The Resonant and Normal Auger spectra of Ozone

TL;DR

This paper presents a general symmetry-aware method for calculating Auger spectra in molecules, specifically applied to ozone, accounting for autoionization processes and molecular symmetry effects.

Contribution

It introduces a novel theoretical framework for Auger spectra calculation that incorporates molecular symmetry, multiple decay channels, and Coulomb interactions, applied to ozone.

Findings

Accurate calculation of ozone's Auger spectra matching experimental data.

Demonstration of symmetry and localization effects on spectral lineshapes.

Enhanced understanding of autoionization processes in symmetric molecules.

Abstract

In this work we outline a general method for calculating Auger spectra in molecules, which accounts for the underlying symmetry of the system. This theory starts from Fano's formulation of the interaction between discrete and continuum states and generalizes this formalism to deal with the simultaneous presence of several intermediate quasi-bound states and several non-interacting decay channels.

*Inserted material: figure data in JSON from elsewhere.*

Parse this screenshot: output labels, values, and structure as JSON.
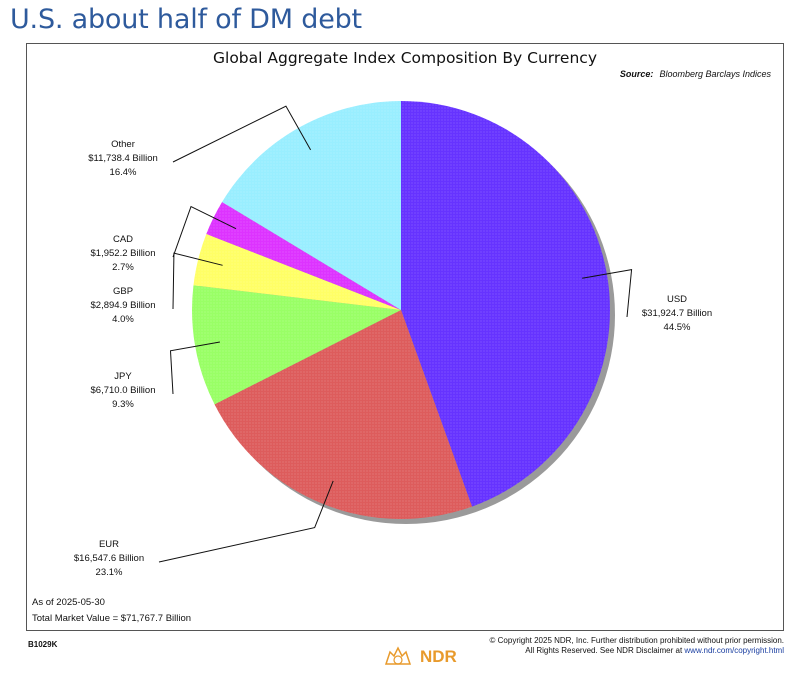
{
  "headline": "U.S. about half of DM debt",
  "footer": {
    "code": "B1029K",
    "copyright_line1": "© Copyright 2025 NDR, Inc. Further distribution prohibited without prior permission.",
    "copyright_line2_prefix": "All Rights Reserved. See NDR Disclaimer at",
    "copyright_link": "www.ndr.com/copyright.html",
    "logo_text": "NDR"
  },
  "chart_data": {
    "type": "pie",
    "title": "Global Aggregate Index Composition By Currency",
    "source_label": "Source:",
    "source": "Bloomberg Barclays Indices",
    "as_of": "As of 2025-05-30",
    "total": "Total Market Value = $71,767.7 Billion",
    "start_angle": "12 o'clock",
    "direction": "clockwise",
    "slices": [
      {
        "name": "USD",
        "value": 31924.7,
        "value_label": "$31,924.7 Billion",
        "pct_label": "44.5%",
        "color": "#6633ff"
      },
      {
        "name": "EUR",
        "value": 16547.6,
        "value_label": "$16,547.6 Billion",
        "pct_label": "23.1%",
        "color": "#dd5c5c"
      },
      {
        "name": "JPY",
        "value": 6710.0,
        "value_label": "$6,710.0 Billion",
        "pct_label": "9.3%",
        "color": "#99ff66"
      },
      {
        "name": "GBP",
        "value": 2894.9,
        "value_label": "$2,894.9 Billion",
        "pct_label": "4.0%",
        "color": "#ffff66"
      },
      {
        "name": "CAD",
        "value": 1952.2,
        "value_label": "$1,952.2 Billion",
        "pct_label": "2.7%",
        "color": "#dd33ff"
      },
      {
        "name": "Other",
        "value": 11738.4,
        "value_label": "$11,738.4 Billion",
        "pct_label": "16.4%",
        "color": "#99eeff"
      }
    ]
  }
}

Our theoretical description is specifically tailored to resonant autoionization and Auger processes, and includes explicitly the incoming wave boundary conditions for the continuum states and an accurate treatment of the Coulomb repulsion. This approach is implemented and applied to the calculation of the $K-LL$ Auger and autoionization spectra of ozone, which is a $C_{2v}$ symmetric molecule, whose importance in our atmosphere to filter out radiation has been widely confirmed. We also show the effect that the molecular point group, and in particular the localization of the core-hole in the oxygen atoms related by symmetry operations, has on the electronic structure of the Auger states and on the spectral lineshape by comparing our results with experimental data.